The standard adult dose of AKEEGA is: Recommended dose: 240 mg (niraparib) / 500 mg (abiraterone acetate) orally once daily with or without food.. The standard adult dose of AFINITOR is: 10 mg orally once daily for advanced breast cancer, neuroendocrine tumors, and renal cell carcinoma; 10 mg orally once daily for subependymal giant cell astrocytoma (SEGA) in adults; 5 mg/m^2 orally once daily for SEGA in pediatric patients (titrated to trough levels 5-15 ng/m L).. Dosing should always be individualized based on indication, renal and hepatic function, age, and other patient factors.

4. Can you take AKEEGA and AFINITOR together?

No direct drug-drug interaction has been formally documented between AKEEGA and AFINITOR in current clinical databases. However, individual patient risk factors including other medications, organ function, and comorbidities should always be evaluated by a qualified healthcare provider.

5. Are AKEEGA and AFINITOR safe during pregnancy?

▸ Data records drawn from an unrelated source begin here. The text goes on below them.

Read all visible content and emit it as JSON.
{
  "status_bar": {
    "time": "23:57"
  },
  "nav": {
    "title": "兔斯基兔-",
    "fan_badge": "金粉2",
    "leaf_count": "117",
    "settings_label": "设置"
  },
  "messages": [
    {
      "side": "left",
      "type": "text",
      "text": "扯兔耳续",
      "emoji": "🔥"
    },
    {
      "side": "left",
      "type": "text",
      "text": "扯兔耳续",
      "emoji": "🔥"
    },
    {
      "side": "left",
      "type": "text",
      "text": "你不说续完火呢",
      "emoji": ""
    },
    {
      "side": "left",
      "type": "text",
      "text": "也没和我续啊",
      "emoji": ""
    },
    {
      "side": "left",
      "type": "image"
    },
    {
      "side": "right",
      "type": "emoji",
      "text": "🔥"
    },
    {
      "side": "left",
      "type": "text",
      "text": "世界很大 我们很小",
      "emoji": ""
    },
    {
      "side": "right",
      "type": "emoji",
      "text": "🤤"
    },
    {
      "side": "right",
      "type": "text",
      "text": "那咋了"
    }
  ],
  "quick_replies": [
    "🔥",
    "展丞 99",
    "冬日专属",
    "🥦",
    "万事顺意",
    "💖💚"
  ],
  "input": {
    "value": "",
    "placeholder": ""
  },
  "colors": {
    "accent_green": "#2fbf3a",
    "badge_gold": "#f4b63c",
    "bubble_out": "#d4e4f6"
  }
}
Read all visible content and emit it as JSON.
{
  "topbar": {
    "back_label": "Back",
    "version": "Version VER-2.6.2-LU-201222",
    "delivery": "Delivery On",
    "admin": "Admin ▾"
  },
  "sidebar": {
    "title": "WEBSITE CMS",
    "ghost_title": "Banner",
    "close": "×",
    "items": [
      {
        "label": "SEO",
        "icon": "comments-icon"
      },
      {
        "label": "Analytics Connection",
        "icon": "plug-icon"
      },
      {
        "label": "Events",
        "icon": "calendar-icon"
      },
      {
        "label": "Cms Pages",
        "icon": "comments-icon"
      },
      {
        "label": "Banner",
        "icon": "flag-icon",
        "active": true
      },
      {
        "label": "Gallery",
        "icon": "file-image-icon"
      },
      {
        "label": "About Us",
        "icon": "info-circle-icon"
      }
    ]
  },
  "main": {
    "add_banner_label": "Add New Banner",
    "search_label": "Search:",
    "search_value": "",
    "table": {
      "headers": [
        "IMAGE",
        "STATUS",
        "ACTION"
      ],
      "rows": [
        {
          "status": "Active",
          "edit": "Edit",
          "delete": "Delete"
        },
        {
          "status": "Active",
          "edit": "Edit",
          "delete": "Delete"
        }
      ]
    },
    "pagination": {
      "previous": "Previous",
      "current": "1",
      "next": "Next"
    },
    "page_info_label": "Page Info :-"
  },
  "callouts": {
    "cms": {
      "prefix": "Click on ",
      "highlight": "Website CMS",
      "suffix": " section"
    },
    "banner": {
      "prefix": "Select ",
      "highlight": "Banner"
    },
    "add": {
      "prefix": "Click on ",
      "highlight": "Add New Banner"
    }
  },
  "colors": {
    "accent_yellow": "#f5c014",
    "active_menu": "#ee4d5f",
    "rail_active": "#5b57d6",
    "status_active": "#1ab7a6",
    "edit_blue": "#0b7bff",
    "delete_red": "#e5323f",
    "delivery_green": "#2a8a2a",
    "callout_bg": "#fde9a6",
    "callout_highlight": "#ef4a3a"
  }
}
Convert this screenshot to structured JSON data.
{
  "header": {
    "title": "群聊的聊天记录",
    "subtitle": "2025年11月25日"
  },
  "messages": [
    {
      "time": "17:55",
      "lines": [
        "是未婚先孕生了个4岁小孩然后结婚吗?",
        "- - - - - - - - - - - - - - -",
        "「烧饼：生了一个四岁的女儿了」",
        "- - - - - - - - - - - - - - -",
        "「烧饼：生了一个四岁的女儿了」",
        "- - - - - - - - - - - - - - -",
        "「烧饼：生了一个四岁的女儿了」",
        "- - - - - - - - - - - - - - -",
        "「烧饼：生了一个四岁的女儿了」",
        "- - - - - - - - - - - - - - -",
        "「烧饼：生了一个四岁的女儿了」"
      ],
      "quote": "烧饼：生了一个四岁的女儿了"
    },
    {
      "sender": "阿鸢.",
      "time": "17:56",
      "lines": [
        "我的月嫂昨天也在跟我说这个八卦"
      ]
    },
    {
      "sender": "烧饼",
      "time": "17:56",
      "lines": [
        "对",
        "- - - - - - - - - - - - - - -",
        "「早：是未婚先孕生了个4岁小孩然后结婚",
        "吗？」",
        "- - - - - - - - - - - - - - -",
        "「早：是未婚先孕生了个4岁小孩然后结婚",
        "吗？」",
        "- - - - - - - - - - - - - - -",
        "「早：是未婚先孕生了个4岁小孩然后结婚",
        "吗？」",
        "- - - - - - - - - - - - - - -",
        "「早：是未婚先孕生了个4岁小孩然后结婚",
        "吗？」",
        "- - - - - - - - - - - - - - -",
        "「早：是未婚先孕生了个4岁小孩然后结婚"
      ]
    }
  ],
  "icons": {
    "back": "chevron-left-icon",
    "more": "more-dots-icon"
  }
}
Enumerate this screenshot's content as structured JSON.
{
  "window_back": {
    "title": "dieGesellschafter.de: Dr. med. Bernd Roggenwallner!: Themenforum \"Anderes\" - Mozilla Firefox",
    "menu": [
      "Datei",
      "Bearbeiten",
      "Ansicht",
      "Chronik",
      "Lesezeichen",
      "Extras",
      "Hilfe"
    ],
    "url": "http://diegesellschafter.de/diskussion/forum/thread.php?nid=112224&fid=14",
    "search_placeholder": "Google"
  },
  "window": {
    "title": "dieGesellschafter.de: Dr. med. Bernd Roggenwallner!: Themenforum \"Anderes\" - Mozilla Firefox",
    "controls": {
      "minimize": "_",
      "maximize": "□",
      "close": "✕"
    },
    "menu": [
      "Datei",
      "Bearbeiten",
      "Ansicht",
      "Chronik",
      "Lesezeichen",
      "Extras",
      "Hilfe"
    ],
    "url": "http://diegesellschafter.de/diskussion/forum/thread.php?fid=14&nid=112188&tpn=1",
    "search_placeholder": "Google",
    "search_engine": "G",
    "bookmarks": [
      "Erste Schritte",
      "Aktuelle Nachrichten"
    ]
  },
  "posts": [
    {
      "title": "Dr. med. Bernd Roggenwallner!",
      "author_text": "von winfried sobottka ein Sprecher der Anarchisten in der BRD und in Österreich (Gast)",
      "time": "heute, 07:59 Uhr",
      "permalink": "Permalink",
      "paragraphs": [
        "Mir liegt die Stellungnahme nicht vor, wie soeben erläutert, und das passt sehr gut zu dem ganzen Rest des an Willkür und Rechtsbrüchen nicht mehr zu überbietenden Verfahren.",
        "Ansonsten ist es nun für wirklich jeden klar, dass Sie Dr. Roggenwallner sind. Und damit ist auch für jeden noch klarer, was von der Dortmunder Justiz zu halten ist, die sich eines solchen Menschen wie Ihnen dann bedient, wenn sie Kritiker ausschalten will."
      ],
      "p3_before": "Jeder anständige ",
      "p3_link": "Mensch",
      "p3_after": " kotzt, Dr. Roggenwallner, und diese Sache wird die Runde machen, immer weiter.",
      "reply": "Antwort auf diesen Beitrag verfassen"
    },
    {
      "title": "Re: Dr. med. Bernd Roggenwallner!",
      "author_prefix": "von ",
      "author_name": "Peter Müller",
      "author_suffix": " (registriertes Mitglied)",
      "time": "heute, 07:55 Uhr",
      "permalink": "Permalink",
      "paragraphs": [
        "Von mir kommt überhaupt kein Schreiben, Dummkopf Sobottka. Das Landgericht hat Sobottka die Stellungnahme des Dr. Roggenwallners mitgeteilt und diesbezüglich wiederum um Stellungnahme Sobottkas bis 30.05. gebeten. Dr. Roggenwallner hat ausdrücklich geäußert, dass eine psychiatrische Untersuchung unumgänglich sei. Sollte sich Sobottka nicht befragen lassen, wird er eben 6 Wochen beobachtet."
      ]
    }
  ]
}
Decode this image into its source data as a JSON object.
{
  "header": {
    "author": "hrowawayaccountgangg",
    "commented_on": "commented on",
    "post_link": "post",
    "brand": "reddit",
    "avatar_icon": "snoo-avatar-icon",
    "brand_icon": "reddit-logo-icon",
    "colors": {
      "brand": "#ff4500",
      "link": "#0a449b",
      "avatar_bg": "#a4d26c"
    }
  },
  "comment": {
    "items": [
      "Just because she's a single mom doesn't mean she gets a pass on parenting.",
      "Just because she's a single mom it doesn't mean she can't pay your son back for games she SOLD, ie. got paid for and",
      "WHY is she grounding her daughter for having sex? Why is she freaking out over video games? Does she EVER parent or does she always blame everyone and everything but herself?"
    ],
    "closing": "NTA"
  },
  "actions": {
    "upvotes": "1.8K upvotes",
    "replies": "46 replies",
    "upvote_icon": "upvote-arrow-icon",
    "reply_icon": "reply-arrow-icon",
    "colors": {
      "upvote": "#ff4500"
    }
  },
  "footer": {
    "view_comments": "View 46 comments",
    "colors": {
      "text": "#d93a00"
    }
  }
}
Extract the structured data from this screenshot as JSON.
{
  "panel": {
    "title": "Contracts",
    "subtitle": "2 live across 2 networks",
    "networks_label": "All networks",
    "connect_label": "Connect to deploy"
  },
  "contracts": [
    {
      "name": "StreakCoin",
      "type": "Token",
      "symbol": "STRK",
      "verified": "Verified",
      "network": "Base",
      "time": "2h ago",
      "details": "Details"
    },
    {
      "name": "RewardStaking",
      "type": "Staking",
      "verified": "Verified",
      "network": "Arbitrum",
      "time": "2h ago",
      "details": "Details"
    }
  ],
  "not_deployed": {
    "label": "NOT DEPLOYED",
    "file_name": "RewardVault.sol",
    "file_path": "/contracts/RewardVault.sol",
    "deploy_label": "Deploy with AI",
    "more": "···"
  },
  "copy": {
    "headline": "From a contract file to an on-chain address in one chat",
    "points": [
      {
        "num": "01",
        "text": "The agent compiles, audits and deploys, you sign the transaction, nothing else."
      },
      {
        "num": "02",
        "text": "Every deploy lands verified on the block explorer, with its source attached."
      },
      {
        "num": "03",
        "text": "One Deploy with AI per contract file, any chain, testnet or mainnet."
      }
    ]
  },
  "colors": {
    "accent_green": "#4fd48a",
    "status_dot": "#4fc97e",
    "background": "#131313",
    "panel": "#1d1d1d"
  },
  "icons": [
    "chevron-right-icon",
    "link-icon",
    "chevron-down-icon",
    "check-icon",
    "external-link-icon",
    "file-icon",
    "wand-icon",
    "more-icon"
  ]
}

The maternal-fetal safety profiles differ. AKEEGA is classified as Category C. AKEEGA (niraparib and abiraterone acetate) is contraindicated in pregnancy. Based on its mechanism of action and findings in animal studies, niraparib can cause fetal harm. Abirate. AFINITOR is classified as Category C. Pregnancy Category D. Positive evidence of human fetal risk. Based on its mechanism of action (mTOR inhibitor) and animal studies, AFINITOR (everolimus) is embryotoxic and fetotoxi. Always consult a maternal-fetal medicine specialist before taking either drug during pregnancy or lactation.